The steps followed in this function are:

  1. Filter HTML/XML comments using removeHtmlComments()
  2. Filter code comments using removeLineComments()
  3. Filter post scripts using cleanUpPostscript()
  4. Filter groff/troff using removeBackslashesAndGTroffIndicators()
  5. Filter spaces and special characters using convertWhitespaceToSpaceAndRemoveSpecialChars()
  6. Filter hyphen strings using dehyphen()
  7. Filter punctuation using removePunctuation()
  8. Ignore print routines using ignoreFunctionCalls()
  9. Filter spaces using convertSpaceToInvisible()
  10. Compress the buffer using compressDoctoredBuffer()
    Parameters
    [in,out]bufBuffer to filter
    [in]isMLBuffer contains HTML/XML data
    [in]isPSBuffer contains post script data
    [in]isCR

Definition at line 586 of file doctorBuffer_utils.c.

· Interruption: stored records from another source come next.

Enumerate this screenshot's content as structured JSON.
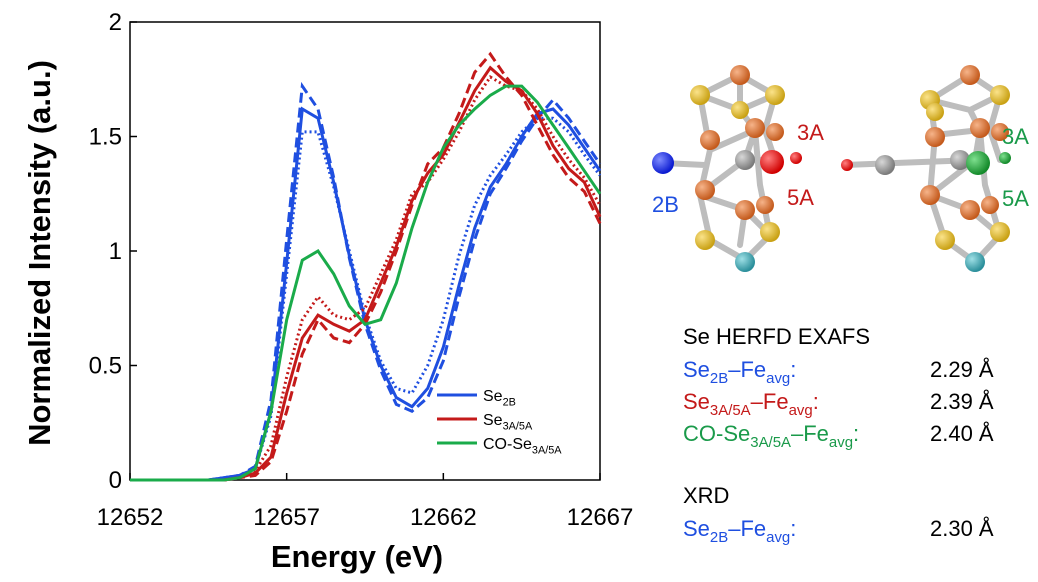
{
  "chart_data": {
    "type": "line",
    "x_label": "Energy (eV)",
    "y_label": "Normalized Intensity (a.u.)",
    "x": [
      12652,
      12652.5,
      12653,
      12653.5,
      12654,
      12654.5,
      12655,
      12655.5,
      12656,
      12656.5,
      12657,
      12657.5,
      12658,
      12658.5,
      12659,
      12659.5,
      12660,
      12660.5,
      12661,
      12661.5,
      12662,
      12662.5,
      12663,
      12663.5,
      12664,
      12664.5,
      12665,
      12665.5,
      12666,
      12666.5,
      12667
    ],
    "xlim": [
      12652,
      12667
    ],
    "xticks": [
      12652,
      12657,
      12662,
      12667
    ],
    "ylim": [
      0,
      2
    ],
    "yticks": [
      0,
      0.5,
      1,
      1.5,
      2
    ],
    "legend": "lower right",
    "series": [
      {
        "name": [
          {
            "text": "Se"
          },
          {
            "text": "2B",
            "sub": true
          }
        ],
        "color": "#1f4fe0",
        "variants": [
          {
            "style": "solid",
            "values": [
              0,
              0,
              0,
              0,
              0,
              0,
              0.01,
              0.02,
              0.05,
              0.3,
              0.95,
              1.62,
              1.58,
              1.3,
              0.98,
              0.7,
              0.5,
              0.36,
              0.32,
              0.4,
              0.58,
              0.85,
              1.1,
              1.28,
              1.38,
              1.5,
              1.6,
              1.62,
              1.55,
              1.45,
              1.35
            ]
          },
          {
            "style": "dashed",
            "values": [
              0,
              0,
              0,
              0,
              0,
              0,
              0.01,
              0.02,
              0.06,
              0.35,
              1.05,
              1.72,
              1.62,
              1.32,
              0.97,
              0.68,
              0.48,
              0.33,
              0.3,
              0.36,
              0.52,
              0.8,
              1.05,
              1.25,
              1.36,
              1.48,
              1.58,
              1.66,
              1.58,
              1.48,
              1.38
            ]
          },
          {
            "style": "dotted",
            "values": [
              0,
              0,
              0,
              0,
              0,
              0,
              0.01,
              0.02,
              0.05,
              0.28,
              0.9,
              1.52,
              1.52,
              1.28,
              1.0,
              0.72,
              0.52,
              0.4,
              0.38,
              0.5,
              0.7,
              0.98,
              1.2,
              1.33,
              1.42,
              1.52,
              1.58,
              1.58,
              1.52,
              1.42,
              1.33
            ]
          }
        ]
      },
      {
        "name": [
          {
            "text": "Se"
          },
          {
            "text": "3A/5A",
            "sub": true
          }
        ],
        "color": "#c41a1a",
        "variants": [
          {
            "style": "solid",
            "values": [
              0,
              0,
              0,
              0,
              0,
              0,
              0,
              0.01,
              0.03,
              0.1,
              0.38,
              0.62,
              0.72,
              0.68,
              0.65,
              0.7,
              0.86,
              1.02,
              1.22,
              1.34,
              1.42,
              1.56,
              1.7,
              1.8,
              1.74,
              1.7,
              1.6,
              1.46,
              1.36,
              1.3,
              1.15
            ]
          },
          {
            "style": "dashed",
            "values": [
              0,
              0,
              0,
              0,
              0,
              0,
              0,
              0.01,
              0.02,
              0.08,
              0.3,
              0.55,
              0.7,
              0.62,
              0.6,
              0.68,
              0.82,
              1.0,
              1.2,
              1.38,
              1.45,
              1.6,
              1.78,
              1.86,
              1.76,
              1.68,
              1.55,
              1.42,
              1.32,
              1.26,
              1.12
            ]
          },
          {
            "style": "dotted",
            "values": [
              0,
              0,
              0,
              0,
              0,
              0,
              0,
              0.01,
              0.04,
              0.15,
              0.45,
              0.7,
              0.8,
              0.72,
              0.7,
              0.75,
              0.9,
              1.05,
              1.25,
              1.3,
              1.4,
              1.52,
              1.66,
              1.76,
              1.72,
              1.7,
              1.62,
              1.5,
              1.4,
              1.32,
              1.2
            ]
          }
        ]
      },
      {
        "name": [
          {
            "text": "CO-Se"
          },
          {
            "text": "3A/5A",
            "sub": true
          }
        ],
        "color": "#1aab4a",
        "variants": [
          {
            "style": "solid",
            "values": [
              0,
              0,
              0,
              0,
              0,
              0,
              0,
              0.01,
              0.05,
              0.3,
              0.7,
              0.96,
              1.0,
              0.9,
              0.76,
              0.68,
              0.7,
              0.86,
              1.1,
              1.3,
              1.45,
              1.55,
              1.62,
              1.68,
              1.72,
              1.72,
              1.65,
              1.55,
              1.45,
              1.35,
              1.25
            ]
          }
        ]
      }
    ]
  },
  "diagram": {
    "labels": [
      {
        "text": "3A",
        "color": "#c41a1a"
      },
      {
        "text": "5A",
        "color": "#c41a1a"
      },
      {
        "text": "2B",
        "color": "#1f4fe0"
      },
      {
        "text": "3A",
        "color": "#1a9a4a"
      },
      {
        "text": "5A",
        "color": "#1a9a4a"
      }
    ]
  },
  "table": {
    "sections": [
      {
        "title": "Se HERFD EXAFS",
        "rows": [
          {
            "color": "#1f4fe0",
            "parts": [
              {
                "text": "Se"
              },
              {
                "text": "2B",
                "sub": true
              },
              {
                "text": "–Fe"
              },
              {
                "text": "avg",
                "sub": true
              },
              {
                "text": ":"
              }
            ],
            "value": "2.29 Å"
          },
          {
            "color": "#c41a1a",
            "parts": [
              {
                "text": "Se"
              },
              {
                "text": "3A/5A",
                "sub": true
              },
              {
                "text": "–Fe"
              },
              {
                "text": "avg",
                "sub": true
              },
              {
                "text": ":"
              }
            ],
            "value": "2.39 Å"
          },
          {
            "color": "#1a9a4a",
            "parts": [
              {
                "text": "CO-Se"
              },
              {
                "text": "3A/5A",
                "sub": true
              },
              {
                "text": "–Fe"
              },
              {
                "text": "avg",
                "sub": true
              },
              {
                "text": ":"
              }
            ],
            "value": "2.40 Å"
          }
        ]
      },
      {
        "title": "XRD",
        "rows": [
          {
            "color": "#1f4fe0",
            "parts": [
              {
                "text": "Se"
              },
              {
                "text": "2B",
                "sub": true
              },
              {
                "text": "–Fe"
              },
              {
                "text": "avg",
                "sub": true
              },
              {
                "text": ":"
              }
            ],
            "value": "2.30 Å"
          }
        ]
      }
    ]
  }
}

void ignoreFunctionCalls ( char *  buf)

Ignore function calls to print routines.

Only concentrate on what's being printed (sometimes programs do print licensing information) – but don't ignore real words that END in 'print', like footprint and fingerprint.

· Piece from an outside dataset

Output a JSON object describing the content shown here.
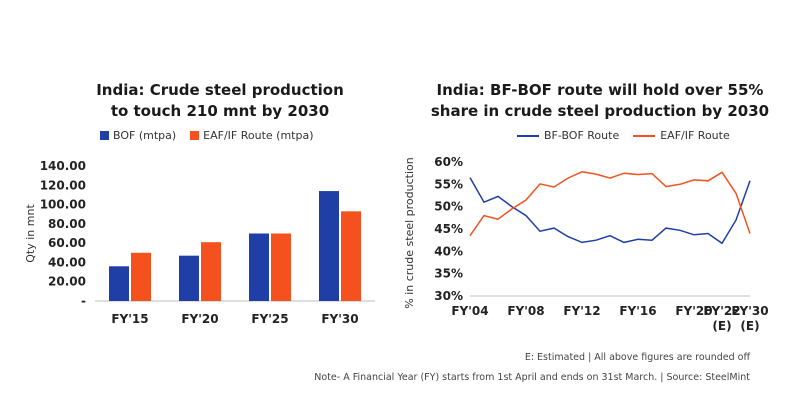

Here, we take a risk and just look for a 't' (in "footprint"), or for an 'r' (in "fingerprint"). If someone has ever coded a print routine that is named 'rprint' or tprint', we're spoofed.

Parameters
[in,out]buf

Definition at line 516 of file doctorBuffer_utils.c.

void removeBackslashesAndGTroffIndicators ( char *  buf)

Remove groff/troff font-size indicators, the literal string backslash-n and all backslahes, ala.

`perl -pe 's,\s[+-][0-9]*,,g;s,\s[0-9]*,,g;s/\n//g;' | f`

Parameters
[in,out]buf

Definition at line 257 of file doctorBuffer_utils.c.

void removeHtmlComments ( char *  buf)

Remove HTML comments from buffer without removing comment text.

Parameters
[in,out]buf

Definition at line 54 of file doctorBuffer_utils.c.

void removeLineComments ( char *  buf)

Remove comments that start at the beginning of a line.

Comments like *, ^dnl, ^xcomm, ^comment, and // preserving the comment text

Parameters
[in,out]buf

when MODULE_LICENSE("GPL") is outcommented, do not get rid of this line.

Definition at line 131 of file doctorBuffer_utils.c.

void removePunctuation ( char *  buf)

Clean up miscellaneous punctuation.

perl -pe 's,[-_/]+ , ,g;s/print[_a-zA-Z]* //g;s/ / /g;'

Parameters
[in,out]buf

Definition at line 478 of file doctorBuffer_utils.c.